How do I manage multiple training sets using the Watson NLC Toolkit

586 views Asked by At

From what I see, there's no way to upload multiple training sets to the new Watson NLC tooling. I need to manage separate training sets and their associated classifiers. What am I missing here?

enter image description here

2

There are 2 answers

1
John Bufe On BEST ANSWER

Preferred option: Provision an NLC service instance for each set of training data you'd like to work with and separately access the tooling for each.

Workaround: Currently, the flow for managing multiple training sets in one NLC service instance is as follows:

  1. (Optional to start fresh) Go to the training data page and click on the garbage icon to delete all training data.
  2. Upload a training set on the training data page using the upload icon.
  3. Manipulate the data as necessary. Add texts and classes, tag texts with classes, etc.
  4. Create a classifier. When you create a classifier, it is essentially a snapshot of your current training data since you are able to retrieve it later from the classifiers page.

Repeat steps 1-4 as necessary until you have uploaded all of your training data sets and created the corresponding classifiers.

When you want to continue working on a previous training set:

  1. Clear your training data (step 1 from above).
  2. Go to the classifiers page.
  3. Click on the download icon for the classifier which contains the training data you'd like to work with.
  4. Return to the training data page and upload the file downloaded from step 3.
4
James Taylor On

The best way to manage multiple training sets is to use a different NLC service instance for each training set.

The current beta NLC tooling is not intended to manage separate training sets within a single service instance. For example, the tool makes suggestions when you add texts without classes- these are based on the most recently trained classifier which won't make sense if that was based on a completely different training set.

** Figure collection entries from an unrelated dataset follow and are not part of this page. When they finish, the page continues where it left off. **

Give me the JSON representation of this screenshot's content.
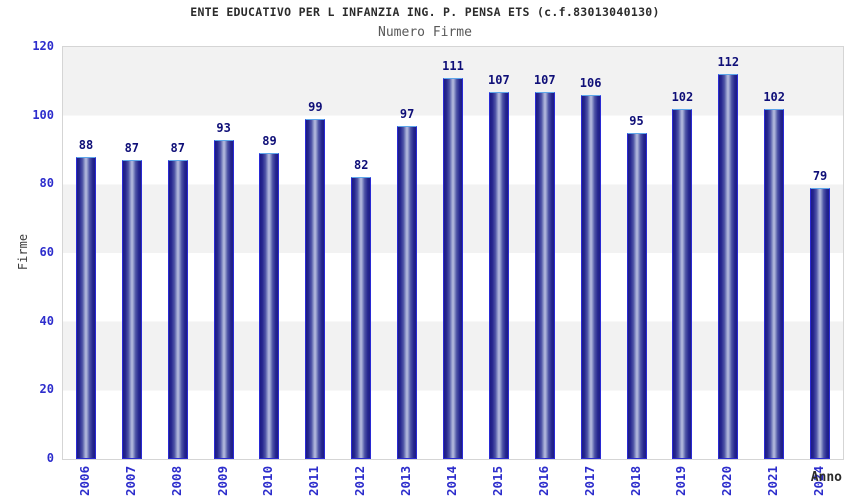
{
  "title": "ENTE EDUCATIVO PER L INFANZIA ING. P. PENSA ETS (c.f.83013040130)",
  "subtitle": "Numero Firme",
  "chart_data": {
    "type": "bar",
    "title": "ENTE EDUCATIVO PER L INFANZIA ING. P. PENSA ETS (c.f.83013040130)",
    "subtitle": "Numero Firme",
    "xlabel": "Anno",
    "ylabel": "Firme",
    "categories": [
      "2006",
      "2007",
      "2008",
      "2009",
      "2010",
      "2011",
      "2012",
      "2013",
      "2014",
      "2015",
      "2016",
      "2017",
      "2018",
      "2019",
      "2020",
      "2021",
      "2024"
    ],
    "values": [
      88,
      87,
      87,
      93,
      89,
      99,
      82,
      97,
      111,
      107,
      107,
      106,
      95,
      102,
      112,
      102,
      79
    ],
    "yticks": [
      0,
      20,
      40,
      60,
      80,
      100,
      120
    ],
    "ylim": [
      0,
      120
    ],
    "grid": "alternating-horizontal-bands",
    "legend": "none",
    "colors": {
      "bar_dark": "#1d1d84",
      "bar_light": "#b7bcdf",
      "bar_border": "#2a2ad4",
      "bar_border_top": "#5da6ea",
      "tick_label": "#2d2dcc",
      "value_label": "#0f0f78",
      "band_gray": "#f2f2f2",
      "plot_border": "#d5d5d5",
      "title_color": "#2b2b2b",
      "subtitle_color": "#595959"
    }
  }
}
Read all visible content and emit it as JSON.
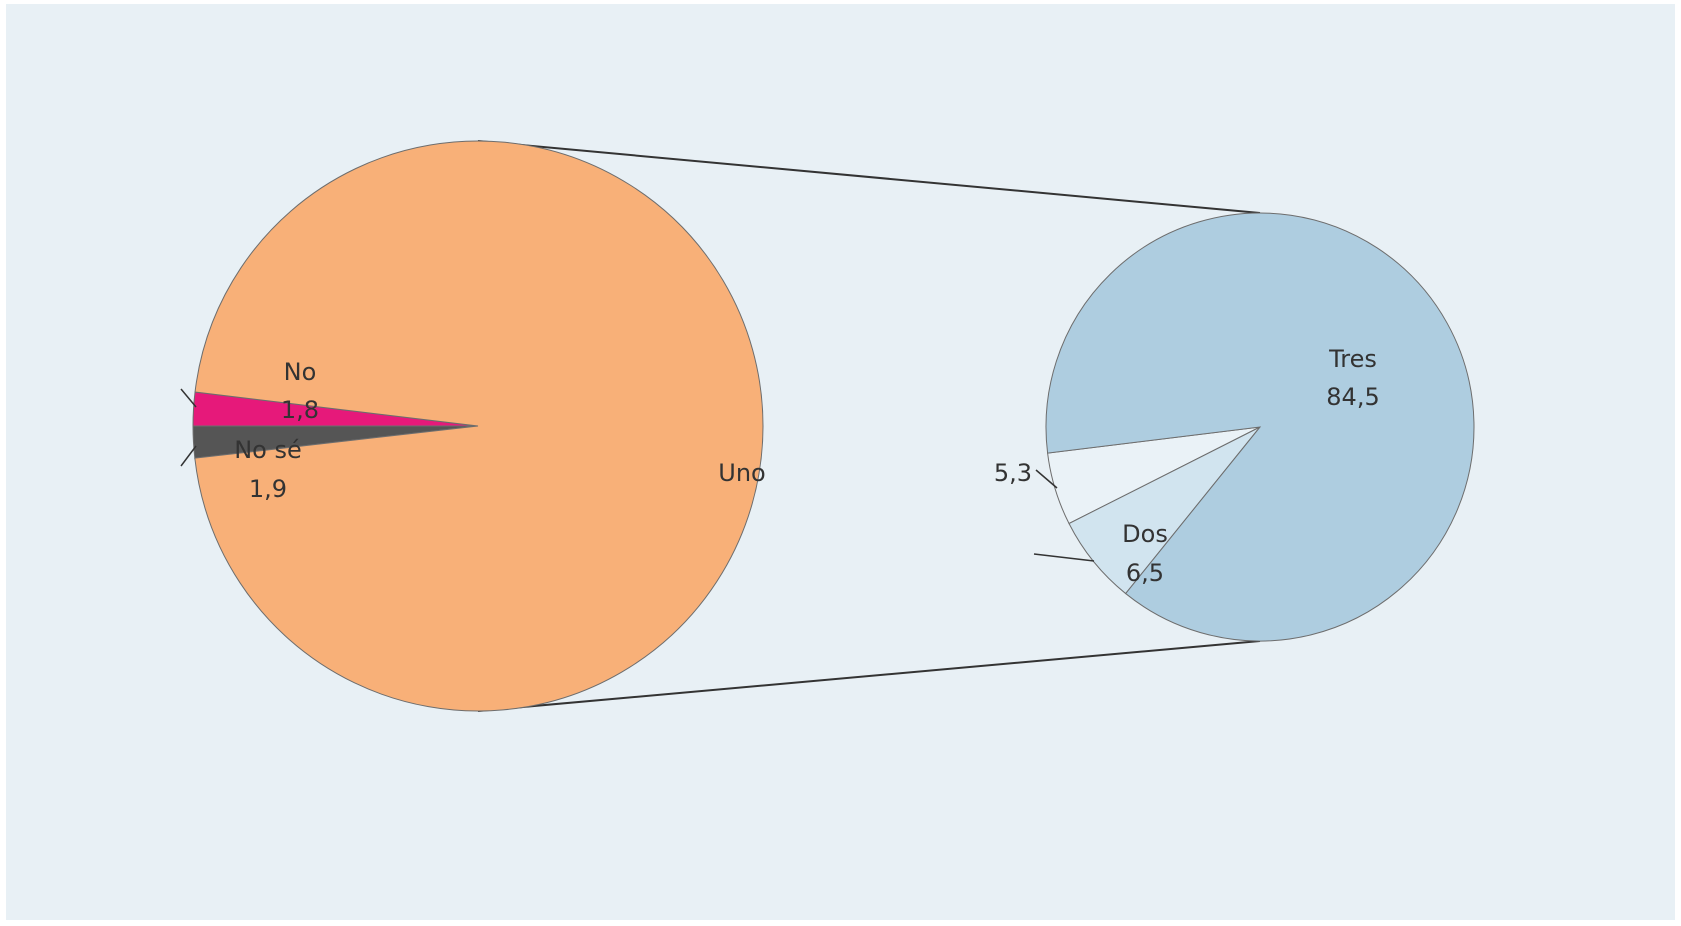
{
  "chart_data": [
    {
      "type": "pie",
      "title": "",
      "slices": [
        {
          "label": "Uno",
          "value": 96.3,
          "color": "#f8b078",
          "value_shown": false
        },
        {
          "label": "No",
          "value": 1.8,
          "color": "#555555",
          "value_shown": true
        },
        {
          "label": "No sé",
          "value": 1.9,
          "color": "#e6197a",
          "value_shown": true
        }
      ],
      "value_labels": {
        "No": "1,8",
        "No sé": "1,9"
      },
      "legend": "none"
    },
    {
      "type": "pie",
      "title": "",
      "breakdown_of": "Uno",
      "slices": [
        {
          "label": "Tres",
          "value": 84.5,
          "color": "#aecde0"
        },
        {
          "label": "Dos",
          "value": 6.5,
          "color": "#d1e4ef"
        },
        {
          "label": "",
          "value": 5.3,
          "color": "#eaf2f7"
        }
      ],
      "value_labels": {
        "Tres": "84,5",
        "Dos": "6,5",
        "": "5,3"
      },
      "legend": "none"
    }
  ]
}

The work around suggested by @John Bufe will work if you have a hard limit on the number of NLC services you can use for some reason, e.g. you have reached your limit of Bluemix services. Cost is not a factor here as additional NLC service instances will not increase the overall price since the monthly charge is for trained classifier instances. For example, if you have four service instances with a single classifier in each, you'll see 3 charged and 1 free.

If you want to use the NLC beta tooling to manage your training data, I would recommend using separate NLC services for each training set you require.